The prefix-length is equal to the number of (leading) ones in the binary representation of the subnet mask. So you just need to count the number of (leading) ones.

Since there are a small and fixed number of valid netmasks (32, to be exact), the fastest way is probably to just build a map of masks to prefix length once at init time, and the conversion is just a lookup in the map.

This isn't completely portable, but is likely the fastest way of doing this if your program is running on a chip that supports the Intel instruction set. (And a similar approach may work for other architectures). The Intel chips have an instruction called POPCNT , which returns the number of bits in a variable that are set to 1 . Most compilers should provide an intrinsic to access this. For example, the Microsoft compilers give you __popcnt and GCC gives you __builtin_popcount . (With various flavors for different argument sizes).

Assuming a well-formed mask (as do all of the other solutions offered here), you can get the CIDR bit count with a single machine instruction.

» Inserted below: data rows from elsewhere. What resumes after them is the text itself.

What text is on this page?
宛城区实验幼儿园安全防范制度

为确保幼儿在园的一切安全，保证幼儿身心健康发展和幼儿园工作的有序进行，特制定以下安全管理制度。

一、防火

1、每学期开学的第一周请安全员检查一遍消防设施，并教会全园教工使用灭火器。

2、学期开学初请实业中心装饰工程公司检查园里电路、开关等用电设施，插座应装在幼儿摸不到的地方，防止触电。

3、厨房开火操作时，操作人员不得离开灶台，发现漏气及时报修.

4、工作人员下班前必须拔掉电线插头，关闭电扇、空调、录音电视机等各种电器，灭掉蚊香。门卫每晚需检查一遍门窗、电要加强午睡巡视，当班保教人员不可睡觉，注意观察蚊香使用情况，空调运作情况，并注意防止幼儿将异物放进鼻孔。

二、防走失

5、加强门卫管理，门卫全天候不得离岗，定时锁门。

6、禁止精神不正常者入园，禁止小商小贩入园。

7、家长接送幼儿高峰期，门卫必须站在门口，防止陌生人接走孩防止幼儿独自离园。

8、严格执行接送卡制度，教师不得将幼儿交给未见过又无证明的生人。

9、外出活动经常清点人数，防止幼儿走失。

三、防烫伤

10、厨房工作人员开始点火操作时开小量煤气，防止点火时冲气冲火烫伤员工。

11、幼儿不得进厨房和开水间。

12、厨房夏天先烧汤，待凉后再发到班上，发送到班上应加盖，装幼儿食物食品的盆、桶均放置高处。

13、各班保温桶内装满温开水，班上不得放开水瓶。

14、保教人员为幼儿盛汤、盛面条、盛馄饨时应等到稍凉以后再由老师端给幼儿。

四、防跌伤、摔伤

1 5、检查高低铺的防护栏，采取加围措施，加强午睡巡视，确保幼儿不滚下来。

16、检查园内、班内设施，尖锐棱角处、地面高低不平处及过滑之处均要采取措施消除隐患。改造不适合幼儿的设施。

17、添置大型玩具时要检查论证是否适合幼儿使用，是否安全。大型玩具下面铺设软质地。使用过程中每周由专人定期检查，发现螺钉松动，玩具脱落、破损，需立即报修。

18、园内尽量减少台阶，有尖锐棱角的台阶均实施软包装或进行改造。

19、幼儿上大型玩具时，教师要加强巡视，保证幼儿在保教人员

inline uint32_t getBitCountFromIPv4Mask(uint32_t mask) {
    return __builtin_popcount(mask);    // presumes a well-formed mask.
}

You can do this with IPv6 masks as well. There's a 64-bit version of POPCNT , but since in6_addr won't give out address fragments in 64 bit chunks, it's probably best to not use it here.

uint32_t getBitCountFromIPv6Mask(const in6_addr &mask) {
    uint32_t bitCount = 0;

    for (uint32_t ii = 0; ii < 4; ii++) {
        bitCount += __builtin_popcount(mask.s6_addr32[ii]);
    }

    return bitCount;
}

Not efficient if you have a large amount of these to do, as it goes through the bits one at a time. But very straightforward way to count each bit in the netmask:

int cidr = 0;
while ( netmask )
{
    cidr += ( netmask & 0x01 );
    netmask >>= 1;
}

Then combine the IP address with this CIDR value.